A suite of models for studying the dynamics of ice sheets, ice caps and glaciers
A variety of numerical models are needed to study the terrestrial ice masses of the world. The large ice sheets of Greenland and Antarctica are most efficiently modelled using fairly simple models of their internal mechanics (often called zero-order models), which are appropriate at spatial resolutions of 20 km and (in comparison to the models discussed below) are (relatively) computationally undemanding. These models are inappropriate at finer spatial scales (smaller ice caps and glaciers) and where basal slip is important (ice shelves and ice streams). The large ice shelves which fringe Antarctica are modelled using first-order models which incorporate longitudinal stresses. In this case, a further simplifying assumption is made that vertical shear is unimportant (because the underlying ocean does not exert a traction).
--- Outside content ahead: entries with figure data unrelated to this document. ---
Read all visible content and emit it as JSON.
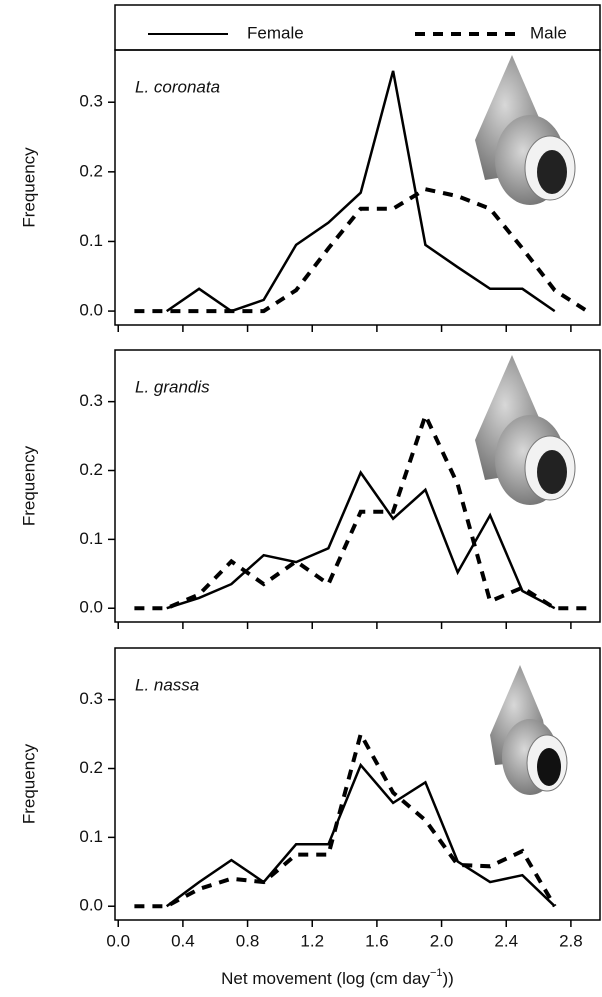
{
  "chart_data": [
    {
      "type": "line",
      "ylabel": "Frequency",
      "annotation": "L. coronata",
      "x": [
        0.1,
        0.3,
        0.5,
        0.7,
        0.9,
        1.1,
        1.3,
        1.5,
        1.7,
        1.9,
        2.1,
        2.3,
        2.5,
        2.7,
        2.9
      ],
      "series": [
        {
          "name": "Female",
          "color": "#000000",
          "style": "solid",
          "values": [
            null,
            0,
            0.032,
            0,
            0.016,
            0.095,
            0.127,
            0.17,
            0.345,
            0.095,
            0.063,
            0.032,
            0.032,
            0,
            null
          ]
        },
        {
          "name": "Male",
          "color": "#000000",
          "style": "dashed",
          "values": [
            0,
            0,
            0,
            0,
            0,
            0.03,
            0.09,
            0.147,
            0.147,
            0.175,
            0.165,
            0.147,
            0.09,
            0.03,
            0
          ]
        }
      ],
      "xlim": [
        -0.02,
        2.98
      ],
      "ylim": [
        -0.02,
        0.375
      ],
      "xticks": [
        {
          "value": 0,
          "label": "0.0"
        },
        0.4,
        0.8,
        1.2,
        1.6,
        {
          "value": 2,
          "label": "2.0"
        },
        2.4,
        2.8
      ],
      "yticks": [
        {
          "value": 0,
          "label": "0.0"
        },
        0.1,
        0.2,
        0.3
      ]
    },
    {
      "type": "line",
      "ylabel": "Frequency",
      "annotation": "L. grandis",
      "x": [
        0.1,
        0.3,
        0.5,
        0.7,
        0.9,
        1.1,
        1.3,
        1.5,
        1.7,
        1.9,
        2.1,
        2.3,
        2.5,
        2.7,
        2.9
      ],
      "series": [
        {
          "color": "#000000",
          "style": "solid",
          "values": [
            null,
            0,
            0.015,
            0.035,
            0.077,
            0.067,
            0.087,
            0.197,
            0.13,
            0.172,
            0.052,
            0.135,
            0.025,
            0,
            null
          ]
        },
        {
          "color": "#000000",
          "style": "dashed",
          "values": [
            0,
            0,
            0.02,
            0.068,
            0.035,
            0.068,
            0.035,
            0.14,
            0.14,
            0.28,
            0.18,
            0.01,
            0.03,
            0,
            0
          ]
        }
      ],
      "xlim": [
        -0.02,
        2.98
      ],
      "ylim": [
        -0.02,
        0.375
      ],
      "xticks": [
        {
          "value": 0,
          "label": "0.0"
        },
        0.4,
        0.8,
        1.2,
        1.6,
        {
          "value": 2,
          "label": "2.0"
        },
        2.4,
        2.8
      ],
      "yticks": [
        {
          "value": 0,
          "label": "0.0"
        },
        0.1,
        0.2,
        0.3
      ]
    },
    {
      "type": "line",
      "ylabel": "Frequency",
      "annotation": "L. nassa",
      "xlabel": {
        "text": "Net movement (log (cm day",
        "sup": "−1",
        "end": "))"
      },
      "x": [
        0.1,
        0.3,
        0.5,
        0.7,
        0.9,
        1.1,
        1.3,
        1.5,
        1.7,
        1.9,
        2.1,
        2.3,
        2.5,
        2.7,
        2.9
      ],
      "series": [
        {
          "color": "#000000",
          "style": "solid",
          "values": [
            null,
            0,
            0.035,
            0.067,
            0.035,
            0.09,
            0.09,
            0.205,
            0.15,
            0.18,
            0.065,
            0.035,
            0.045,
            0,
            null
          ]
        },
        {
          "color": "#000000",
          "style": "dashed",
          "values": [
            0,
            0,
            0.025,
            0.04,
            0.035,
            0.075,
            0.075,
            0.25,
            0.165,
            0.125,
            0.06,
            0.058,
            0.08,
            0,
            null
          ]
        }
      ],
      "xlim": [
        -0.02,
        2.98
      ],
      "ylim": [
        -0.02,
        0.375
      ],
      "xticks": [
        {
          "value": 0,
          "label": "0.0"
        },
        0.4,
        0.8,
        1.2,
        1.6,
        {
          "value": 2,
          "label": "2.0"
        },
        2.4,
        2.8
      ],
      "yticks": [
        {
          "value": 0,
          "label": "0.0"
        },
        0.1,
        0.2,
        0.3
      ]
    }
  ]
}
Similar models are required in the study of ice streams and smaller ice masses, however in these cases vertical shearing cannot be ignored and the vertical variation of all stress components must be considered.
Numerical models of terrestrial ice masses comprise the following components:
| 1 | The prognostic equation for ice thickness evolution incorporating net addition and loss to the ice mass, as well as internal flow. |
| 2 | The prognostic evolution for internal temperature evolution incorporating diffusion, advection, dissipation and geothermal heat input. |
| 3 | One of a series of increasingly complex models of the internal stress distribution within the ice mass (see above). |
| 4 | Rheological models relating the strain rate of ice to the internal stress regime of the ice mass, which are typically based on the Glen flow law, as well as relationships between the viscosity of ice and its temperature. |
| 5 | One of a series of increasingly complex models predicting mass gain via the accumulation of snow, and mass loss via the ablation of ice and snow. |
| 6 | Models concerning the underlying substrate, its hydrology and the way in which it interacts with the overlying ice mass. |
Large-scale numerical models of the Greenland and Antarctic Ice Sheets (including fringing ice shelves) are currently available to the group. Higher-order models of ice flow are actively being developed (a transect model already exists). The objectives of this project are to:
| 1 | Implement parallel versions of large-scale numerical models of the Greenland and Antarctic Ice Sheets. |
| 2 | Develop a higher-order model of ice flow suitable for the study of ice caps and glaciers, as well as regional studies of the Greenland and Antarctic Ice Sheets. |
| 3 | Trial the application of this model using the Pine Island basin, West Antarctica. |
| 4 | Develop a methodology for the use of satellite data (in particular, interferometric SAR ice-surface velocities) to constrain higher-orders of ice flow. |